Alterações na regulamentação e objetivos da proposta
Além disso, o texto prevê mudanças na atual regulamentação da publicidade urbana. O limite máximo de 4 metros quadrados para anúncios em imóveis poderá triplicar, chegando a 12 m². Ainda mais, a proposta libera propagandas em locais hoje proibidos, como parques, viadutos, pontes e imóveis tombados.
A justificativa da medida é atrair investimentos, fomentar o turismo e impulsionar a revitalização de áreas degradadas por meio da integração da publicidade à paisagem urbana. Segundo o vereador Rubinho Nunes (União Brasil), um dos autores da proposta, “o modelo da Times Square é um sucesso mundial e mostra como a publicidade, quando bem regulada, pode ser parte da identidade cultural de uma metrópole”.

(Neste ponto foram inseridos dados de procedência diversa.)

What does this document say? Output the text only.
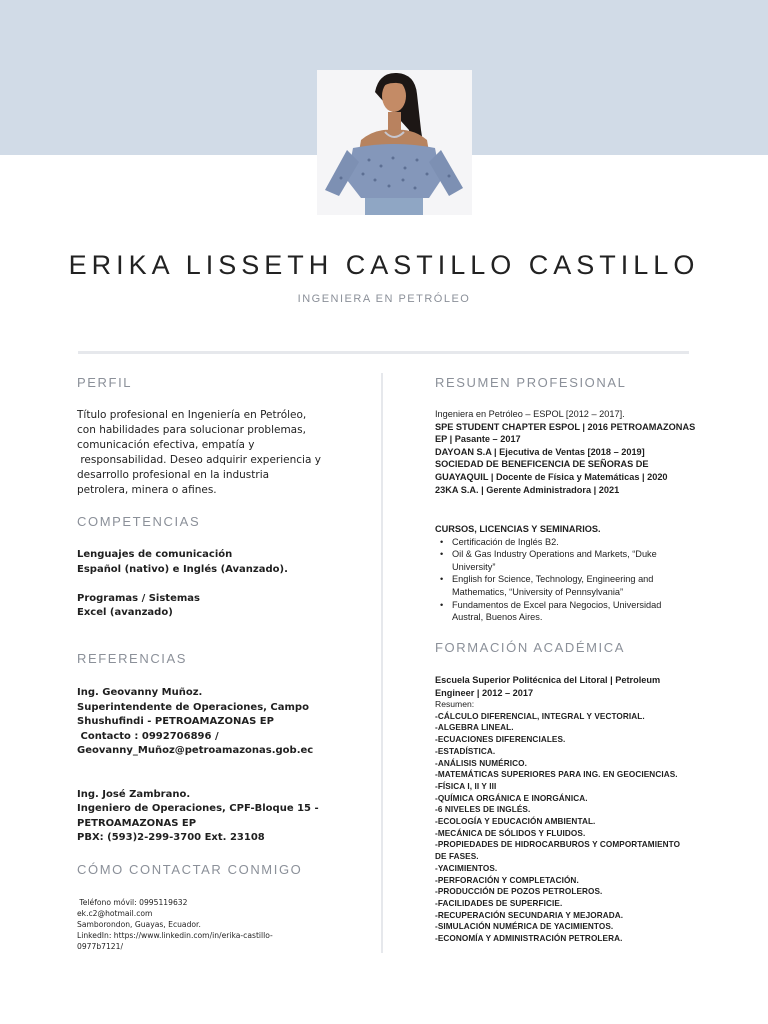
ERIKA LISSETH CASTILLO CASTILLO
INGENIERA EN PETRÓLEO
PERFIL
Título profesional en Ingeniería en Petróleo,
con habilidades para solucionar problemas,
comunicación efectiva, empatía y
responsabilidad. Deseo adquirir experiencia y
desarrollo profesional en la industria
petrolera, minera o afines.
COMPETENCIAS
Lenguajes de comunicación
Español (nativo) e Inglés (Avanzado).
Programas / Sistemas
Excel (avanzado)
REFERENCIAS
Ing. Geovanny Muñoz.
Superintendente de Operaciones, Campo
Shushufindi - PETROAMAZONAS EP
Contacto : 0992706896 /
Geovanny_Muñoz@petroamazonas.gob.ec
Ing. José Zambrano.
Ingeniero de Operaciones, CPF-Bloque 15 -
PETROAMAZONAS EP
PBX: (593)2-299-3700 Ext. 23108
CÓMO CONTACTAR CONMIGO
Teléfono móvil: 0995119632
ek.c2@hotmail.com
Samborondon, Guayas, Ecuador.
LinkedIn: https://www.linkedin.com/in/erika-castillo-
0977b7121/
RESUMEN PROFESIONAL
Ingeniera en Petróleo – ESPOL [2012 – 2017].
SPE STUDENT CHAPTER ESPOL | 2016 PETROAMAZONAS
EP | Pasante – 2017
DAYOAN S.A | Ejecutiva de Ventas [2018 – 2019]
SOCIEDAD DE BENEFICENCIA DE SEÑORAS DE
GUAYAQUIL | Docente de Física y Matemáticas | 2020
23KA S.A. | Gerente Administradora | 2021
CURSOS, LICENCIAS Y SEMINARIOS.
• Certificación de Inglés B2.
• Oil & Gas Industry Operations and Markets, “Duke
University”
• English for Science, Technology, Engineering and
Mathematics, “University of Pennsylvania”
• Fundamentos de Excel para Negocios, Universidad
Austral, Buenos Aires.
FORMACIÓN ACADÉMICA
Escuela Superior Politécnica del Litoral | Petroleum
Engineer | 2012 – 2017
Resumen:
-CÁLCULO DIFERENCIAL, INTEGRAL Y VECTORIAL.
-ALGEBRA LINEAL.
-ECUACIONES DIFERENCIALES.
-ESTADÍSTICA.
-ANÁLISIS NUMÉRICO.
-MATEMÁTICAS SUPERIORES PARA ING. EN GEOCIENCIAS.
-FÍSICA I, II Y III
-QUÍMICA ORGÁNICA E INORGÁNICA.
-6 NIVELES DE INGLÉS.
-ECOLOGÍA Y EDUCACIÓN AMBIENTAL.
-MECÁNICA DE SÓLIDOS Y FLUIDOS.
-PROPIEDADES DE HIDROCARBUROS Y COMPORTAMIENTO
DE FASES.
-YACIMIENTOS.
-PERFORACIÓN Y COMPLETACIÓN.
-PRODUCCIÓN DE POZOS PETROLEROS.
-FACILIDADES DE SUPERFICIE.
-RECUPERACIÓN SECUNDARIA Y MEJORADA.
-SIMULACIÓN NUMÉRICA DE YACIMIENTOS.
-ECONOMÍA Y ADMINISTRACIÓN PETROLERA.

Críticas e controvérsias em torno do projeto para São Paulo
Por outro lado, entidades ligadas ao urbanismo e à preservação do patrimônio histórico criticam o projeto. Especialistas como o arquiteto Valter Caldana, do Mackenzie, alertam para os riscos de poluição visual e perda dos avanços conquistados com a Lei Cidade Limpa, considerada um marco no ordenamento visual da cidade. “Dessa forma, a flexibilização da lei representa um retrocesso”, disse Caldana.
A oposição política também se posicionou contra a proposta, que passou a ser chamada de “Lei da Cidade Suja” por vereadores contrários. Um dos principais pontos de crítica é justamente a dificuldade de fiscalização, considerada já precária com a legislação atual.
Então, apesar das divergências, a aprovação em primeira votação indica apoio significativo à proposta dentro da Câmara. Agora, o projeto ainda precisa passar por uma segunda votação antes de seguir para sanção ou veto do prefeito Ricardo Nunes (MDB).